Subsequent sheets in the file give statistics based on the data in the “Data” sheet.
“Powerful institutions” sums the number of times that the named institution appears in “Data”. “Power” gives this sum for all entries, whereas “Top 5 power” restricts attention to entries for “Top 5” journals.
“Powerful countries” sums the number of times that the named country appears in “Data”. “Power” gives this sum for all entries, whereas “Top 5 power” restricts attention to entries for “Top 5” journals.
“Powerful continents” sums the number of times that the named continent appears in “Data”. “Power” gives this sum for all entries, whereas “Top 5 power” restricts attention to entries for “Top 5” journals.
Fields are as follows:
- institution: the institution to which named persons in the raw data are affiliated.
- country: the country in which the institution is located.
- continent: the continent in which the institution is located.
- lat: the institution's latitude, taken from GoogleMaps.
- lon: the institution's longitude, taken from GoogleMaps.
- power: the sum of the number of times that the named institution appears in the raw data.
- top5_power: as per power but restricts only to entries for "Top 5" journals.
In other_resources
is provided additional tools and examples for working with the data provided here:
- In
journal_dists/
is provided code and in/out tab-delimited files to compute standard geographic distance measures, by journal.

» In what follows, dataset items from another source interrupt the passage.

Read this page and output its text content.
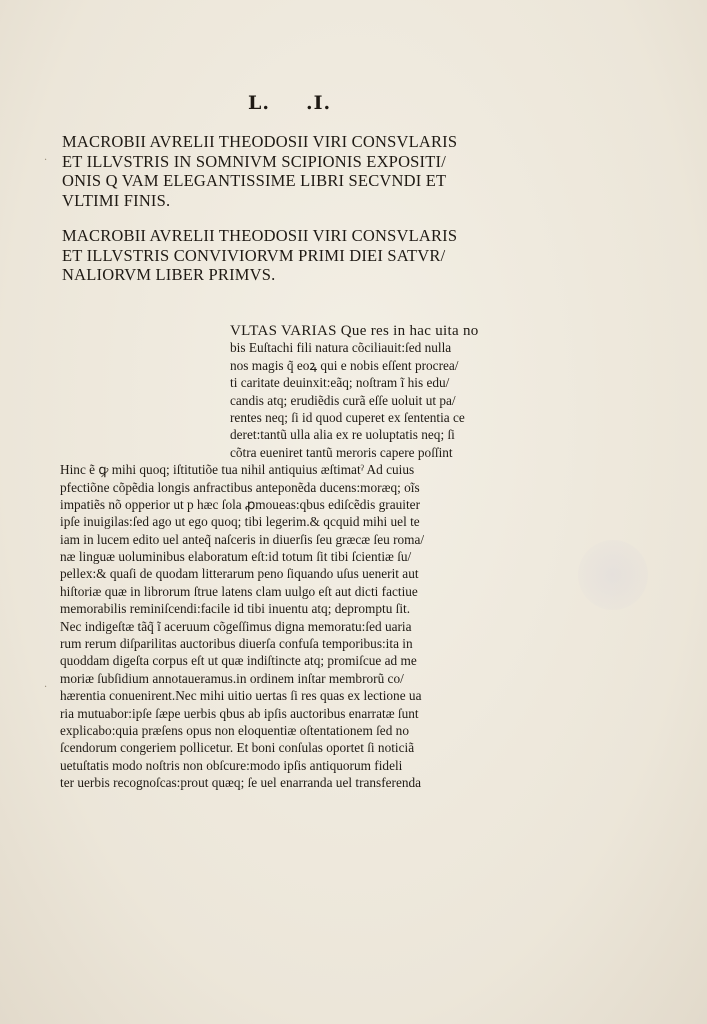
L. .I.
MACROBII AVRELII THEODOSII VIRI CONSVLARIS
ET ILLVSTRIS IN SOMNIVM SCIPIONIS EXPOSITI/
ONIS Q VAM ELEGANTISSIME LIBRI SECVNDI ET
VLTIMI FINIS.
MACROBII AVRELII THEODOSII VIRI CONSVLARIS
ET ILLVSTRIS CONVIVIORVM PRIMI DIEI SATVR/
NALIORVM LIBER PRIMVS.
VLTAS VARIAS Que res in hac uita no
bis Euſtachi fili natura cõciliauit:ſed nulla
nos magis q̃ eoꝝ qui e nobis eſſent procrea/
ti caritate deuinxit:eãq; noſtram ĩ his edu/
candis atq; erudiẽdis curã eſſe uoluit ut pa/
rentes neq; ſi id quod cuperet ex ſententia ce
deret:tantũ ulla alia ex re uoluptatis neq; ſi
cõtra eueniret tantũ meroris capere poſſint
Hinc ẽ ꝙ mihi quoq; iſtitutiõe tua nihil antiquius æſtimatˀ Ad cuius
pfectiõne cõpẽdia longis anfractibus anteponẽda ducens:moræq; oĩs
impatiẽs nõ opperior ut p hæc ſola ꝓmoueas:qbus ediſcẽdis grauiter
ipſe inuigilas:ſed ago ut ego quoq; tibi legerim.& qcquid mihi uel te
iam in lucem edito uel anteq̃ naſceris in diuerſis ſeu græcæ ſeu roma/
næ linguæ uoluminibus elaboratum eſt:id totum ſit tibi ſcientiæ ſu/
pellex:& quaſi de quodam litterarum peno ſiquando uſus uenerit aut
hiſtoriæ quæ in librorum ſtrue latens clam uulgo eſt aut dicti factiue
memorabilis reminiſcendi:facile id tibi inuentu atq; depromptu ſit.
Nec indigeſtæ tãq̃ ĩ aceruum cõgeſſimus digna memoratu:ſed uaria
rum rerum diſparilitas auctoribus diuerſa confuſa temporibus:ita in
quoddam digeſta corpus eſt ut quæ indiſtincte atq; promiſcue ad me
moriæ ſubſidium annotaueramus.in ordinem inſtar membrorũ co/
hærentia conuenirent.Nec mihi uitio uertas ſi res quas ex lectione ua
ria mutuabor:ipſe ſæpe uerbis qbus ab ipſis auctoribus enarratæ ſunt
explicabo:quia præſens opus non eloquentiæ oſtentationem ſed no
ſcendorum congeriem pollicetur. Et boni conſulas oportet ſi noticiã
uetuſtatis modo noſtris non obſcure:modo ipſis antiquorum fideli
ter uerbis recognoſcas:prout quæq; ſe uel enarranda uel transferenda
·
·
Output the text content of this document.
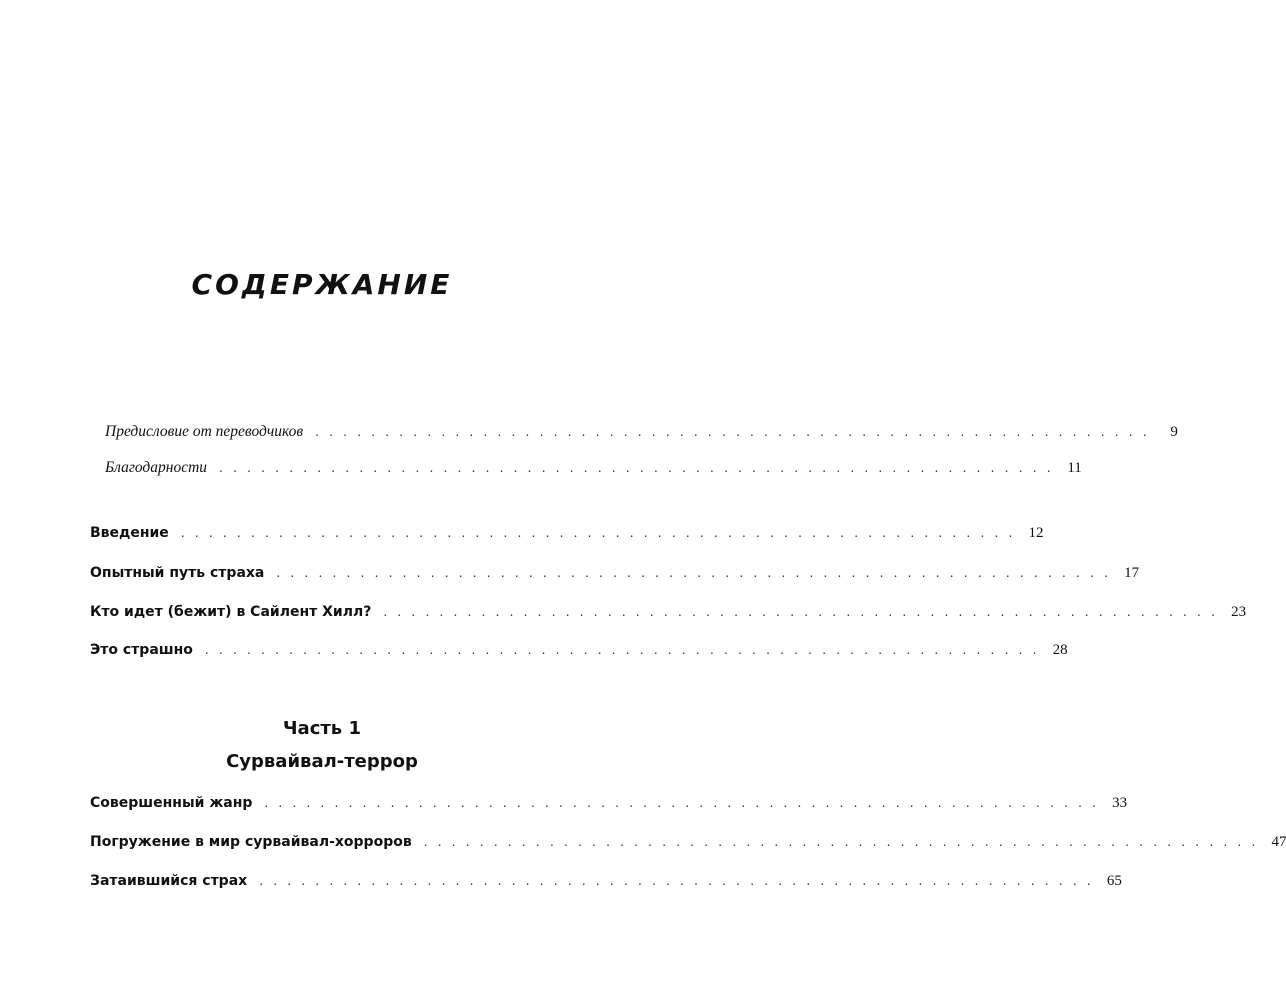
СОДЕРЖАНИЕ
Предисловие от переводчиков . . . . . . . . . . . . . . . . . . . . . . . . . . . . . . . . . . . . . . . . . . . . . . . . . . . . . . . . . . . .	9
Благодарности . . . . . . . . . . . . . . . . . . . . . . . . . . . . . . . . . . . . . . . . . . . . . . . . . . . . . . . . . . . . 11
Введение . . . . . . . . . . . . . . . . . . . . . . . . . . . . . . . . . . . . . . . . . . . . . . . . . . . . . . . . . . . . 12
Опытный путь страха . . . . . . . . . . . . . . . . . . . . . . . . . . . . . . . . . . . . . . . . . . . . . . . . . . . . . . . . . . . . 17
Кто идет (бежит) в Сайлент Хилл? . . . . . . . . . . . . . . . . . . . . . . . . . . . . . . . . . . . . . . . . . . . . . . . . . . . . . . . . . . . . 23
Это страшно . . . . . . . . . . . . . . . . . . . . . . . . . . . . . . . . . . . . . . . . . . . . . . . . . . . . . . . . . . . . 28
Часть 1
Сурвайвал-террор
Совершенный жанр . . . . . . . . . . . . . . . . . . . . . . . . . . . . . . . . . . . . . . . . . . . . . . . . . . . . . . . . . . . . 33
Погружение в мир сурвайвал-хорроров . . . . . . . . . . . . . . . . . . . . . . . . . . . . . . . . . . . . . . . . . . . . . . . . . . . . . . . . . . . . 47
Затаившийся страх . . . . . . . . . . . . . . . . . . . . . . . . . . . . . . . . . . . . . . . . . . . . . . . . . . . . . . . . . . . . 65
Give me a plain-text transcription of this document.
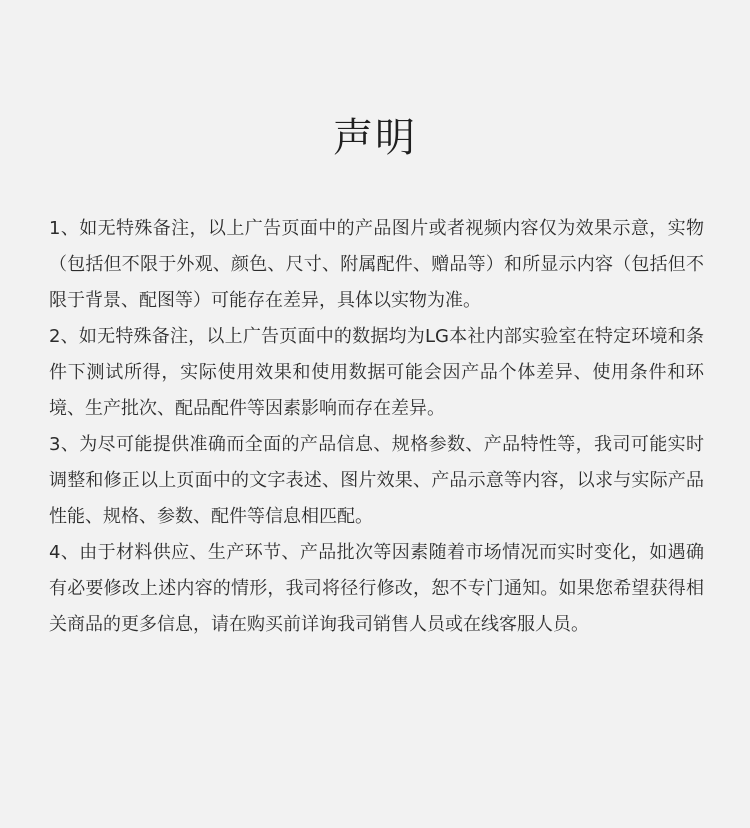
声明

1、如无特殊备注，以上广告页面中的产品图片或者视频内容仅为效果示意，实物（包括但不限于外观、颜色、尺寸、附属配件、赠品等）和所显示内容（包括但不限于背景、配图等）可能存在差异，具体以实物为准。

2、如无特殊备注，以上广告页面中的数据均为LG本社内部实验室在特定环境和条件下测试所得，实际使用效果和使用数据可能会因产品个体差异、使用条件和环境、生产批次、配品配件等因素影响而存在差异。

3、为尽可能提供准确而全面的产品信息、规格参数、产品特性等，我司可能实时调整和修正以上页面中的文字表述、图片效果、产品示意等内容，以求与实际产品性能、规格、参数、配件等信息相匹配。

4、由于材料供应、生产环节、产品批次等因素随着市场情况而实时变化，如遇确有必要修改上述内容的情形，我司将径行修改，恕不专门通知。如果您希望获得相关商品的更多信息，请在购买前详询我司销售人员或在线客服人员。
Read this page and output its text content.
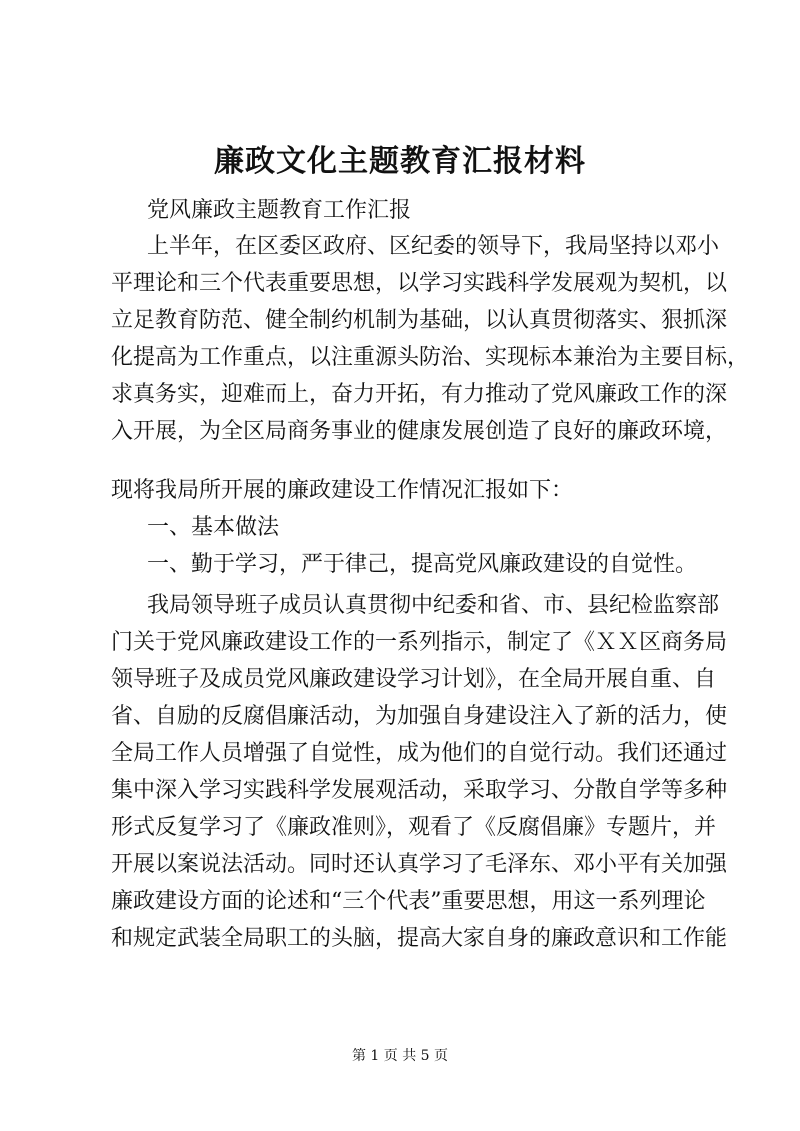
廉政文化主题教育汇报材料

党风廉政主题教育工作汇报

上半年，在区委区政府、区纪委的领导下，我局坚持以邓小

平理论和三个代表重要思想，以学习实践科学发展观为契机，以

立足教育防范、健全制约机制为基础，以认真贯彻落实、狠抓深

化提高为工作重点，以注重源头防治、实现标本兼治为主要目标，

求真务实，迎难而上，奋力开拓，有力推动了党风廉政工作的深

入开展，为全区局商务事业的健康发展创造了良好的廉政环境，

现将我局所开展的廉政建设工作情况汇报如下：

一、基本做法

一、勤于学习，严于律己，提高党风廉政建设的自觉性。

我局领导班子成员认真贯彻中纪委和省、市、县纪检监察部

门关于党风廉政建设工作的一系列指示，制定了《ＸＸ区商务局

领导班子及成员党风廉政建设学习计划》，在全局开展自重、自

省、自励的反腐倡廉活动，为加强自身建设注入了新的活力，使

全局工作人员增强了自觉性，成为他们的自觉行动。我们还通过

集中深入学习实践科学发展观活动，采取学习、分散自学等多种

形式反复学习了《廉政准则》，观看了《反腐倡廉》专题片，并

开展以案说法活动。同时还认真学习了毛泽东、邓小平有关加强

廉政建设方面的论述和“三个代表”重要思想，用这一系列理论

和规定武装全局职工的头脑，提高大家自身的廉政意识和工作能

第 1 页 共 5 页
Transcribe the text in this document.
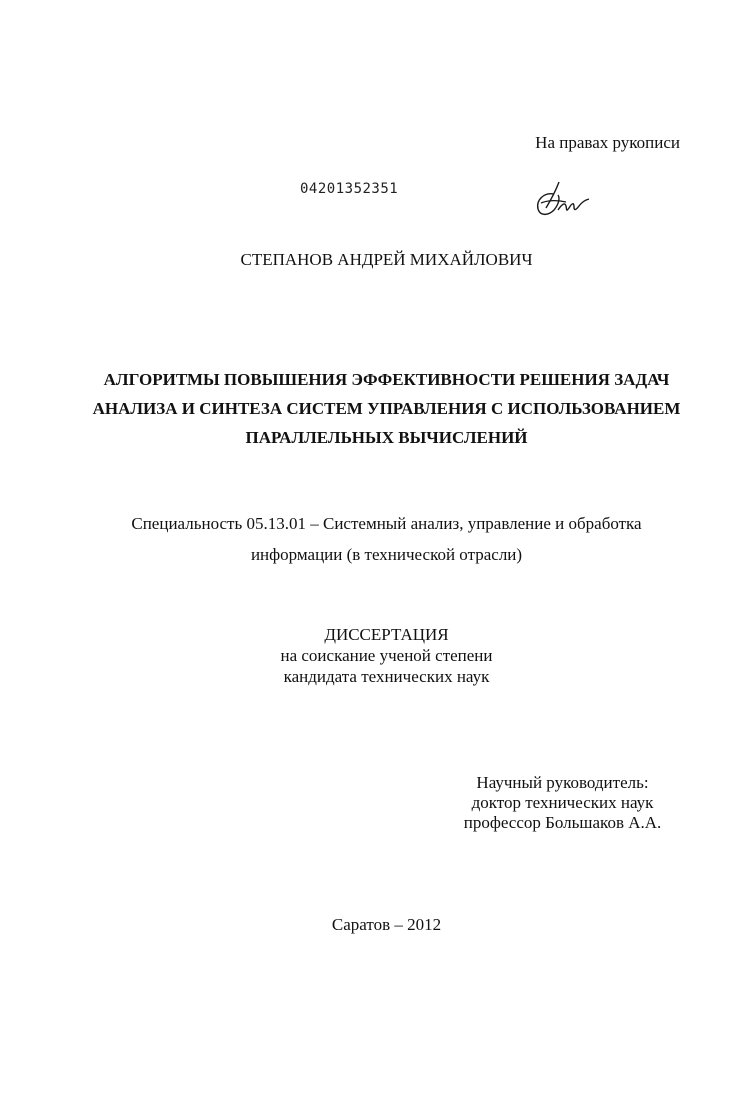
На правах рукописи
04201352351
СТЕПАНОВ АНДРЕЙ МИХАЙЛОВИЧ
АЛГОРИТМЫ ПОВЫШЕНИЯ ЭФФЕКТИВНОСТИ РЕШЕНИЯ ЗАДАЧ
АНАЛИЗА И СИНТЕЗА СИСТЕМ УПРАВЛЕНИЯ С ИСПОЛЬЗОВАНИЕМ
ПАРАЛЛЕЛЬНЫХ ВЫЧИСЛЕНИЙ
Специальность 05.13.01 – Системный анализ, управление и обработка
информации (в технической отрасли)
ДИССЕРТАЦИЯ
на соискание ученой степени
кандидата технических наук
Научный руководитель:
доктор технических наук
профессор Большаков А.А.
Саратов – 2012
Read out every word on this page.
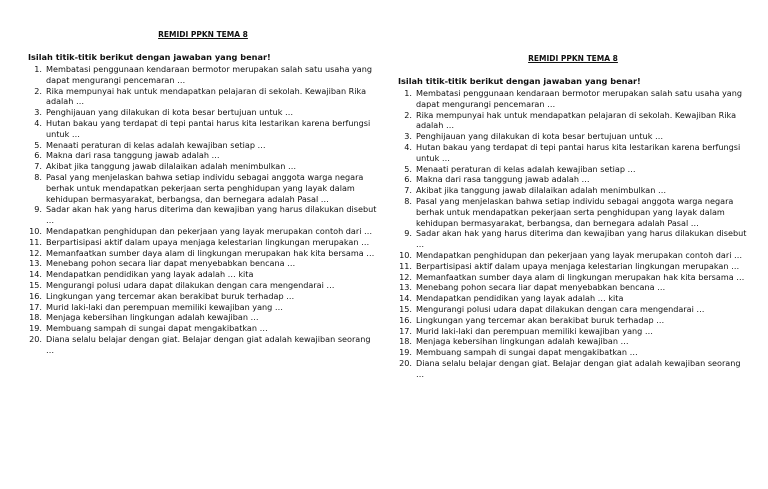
REMIDI PPKN TEMA 8

Isilah titik-titik berikut dengan jawaban yang benar!

1. Membatasi penggunaan kendaraan bermotor merupakan salah satu usaha yang dapat mengurangi pencemaran …
2. Rika mempunyai hak untuk mendapatkan pelajaran di sekolah. Kewajiban Rika adalah …
3. Penghijauan yang dilakukan di kota besar bertujuan untuk …
4. Hutan bakau yang terdapat di tepi pantai harus kita lestarikan karena berfungsi untuk …
5. Menaati peraturan di kelas adalah kewajiban setiap …
6. Makna dari rasa tanggung jawab adalah …
7. Akibat jika tanggung jawab dilalaikan adalah menimbulkan …
8. Pasal yang menjelaskan bahwa setiap individu sebagai anggota warga negara berhak untuk mendapatkan pekerjaan serta penghidupan yang layak dalam kehidupan bermasyarakat, berbangsa, dan bernegara adalah Pasal …
9. Sadar akan hak yang harus diterima dan kewajiban yang harus dilakukan disebut …
10. Mendapatkan penghidupan dan pekerjaan yang layak merupakan contoh dari …
11. Berpartisipasi aktif dalam upaya menjaga kelestarian lingkungan merupakan …
12. Memanfaatkan sumber daya alam di lingkungan merupakan hak kita bersama …
13. Menebang pohon secara liar dapat menyebabkan bencana …
14. Mendapatkan pendidikan yang layak adalah … kita
15. Mengurangi polusi udara dapat dilakukan dengan cara mengendarai …
16. Lingkungan yang tercemar akan berakibat buruk terhadap …
17. Murid laki-laki dan perempuan memiliki kewajiban yang …
18. Menjaga kebersihan lingkungan adalah kewajiban …
19. Membuang sampah di sungai dapat mengakibatkan …
20. Diana selalu belajar dengan giat. Belajar dengan giat adalah kewajiban seorang …
REMIDI PPKN TEMA 8

Isilah titik-titik berikut dengan jawaban yang benar!

1. Membatasi penggunaan kendaraan bermotor merupakan salah satu usaha yang dapat mengurangi pencemaran …
2. Rika mempunyai hak untuk mendapatkan pelajaran di sekolah. Kewajiban Rika adalah …
3. Penghijauan yang dilakukan di kota besar bertujuan untuk …
4. Hutan bakau yang terdapat di tepi pantai harus kita lestarikan karena berfungsi untuk …
5. Menaati peraturan di kelas adalah kewajiban setiap …
6. Makna dari rasa tanggung jawab adalah …
7. Akibat jika tanggung jawab dilalaikan adalah menimbulkan …
8. Pasal yang menjelaskan bahwa setiap individu sebagai anggota warga negara berhak untuk mendapatkan pekerjaan serta penghidupan yang layak dalam kehidupan bermasyarakat, berbangsa, dan bernegara adalah Pasal …
9. Sadar akan hak yang harus diterima dan kewajiban yang harus dilakukan disebut …
10. Mendapatkan penghidupan dan pekerjaan yang layak merupakan contoh dari …
11. Berpartisipasi aktif dalam upaya menjaga kelestarian lingkungan merupakan …
12. Memanfaatkan sumber daya alam di lingkungan merupakan hak kita bersama …
13. Menebang pohon secara liar dapat menyebabkan bencana …
14. Mendapatkan pendidikan yang layak adalah … kita
15. Mengurangi polusi udara dapat dilakukan dengan cara mengendarai …
16. Lingkungan yang tercemar akan berakibat buruk terhadap …
17. Murid laki-laki dan perempuan memiliki kewajiban yang …
18. Menjaga kebersihan lingkungan adalah kewajiban …
19. Membuang sampah di sungai dapat mengakibatkan …
20. Diana selalu belajar dengan giat. Belajar dengan giat adalah kewajiban seorang …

Seecompute_stdist.m
for details. - In
kepler_visualisation/
is provided an.html
file allowing exploration of an institutional visualisation of the editorial power dataset. - In
R_plots/
is provided R code and data to produce bar charts, scatter plots and density plots of power and geographic diversity measures. - In
author_affiliations/
is provided methods for:- Extracting outputs by journal from the Scopus Content Search API, enriching affiliation information with the Scopus Affiliation API, geo-locating enriched locations with Google's Geocode API, and then combining all outputs to obtain a geo-located author-output-affiliation database.
- Computing stdist and centroids for authorial outputs of the top journals in Econ.
- Computing authorial power at a gridded set of points on the globe for comparison to maps of editorial power.
While the authors have made reasonable efforts to ensure the accuracy of the data provided here, the authors assume no responsibility or liability for any errors or omissions in the data, nor for the results obtained from the use of the data. The data is provided "as is", with no guarantee of completeness, accuracy, timeliness or of the results obtained from the use of this data.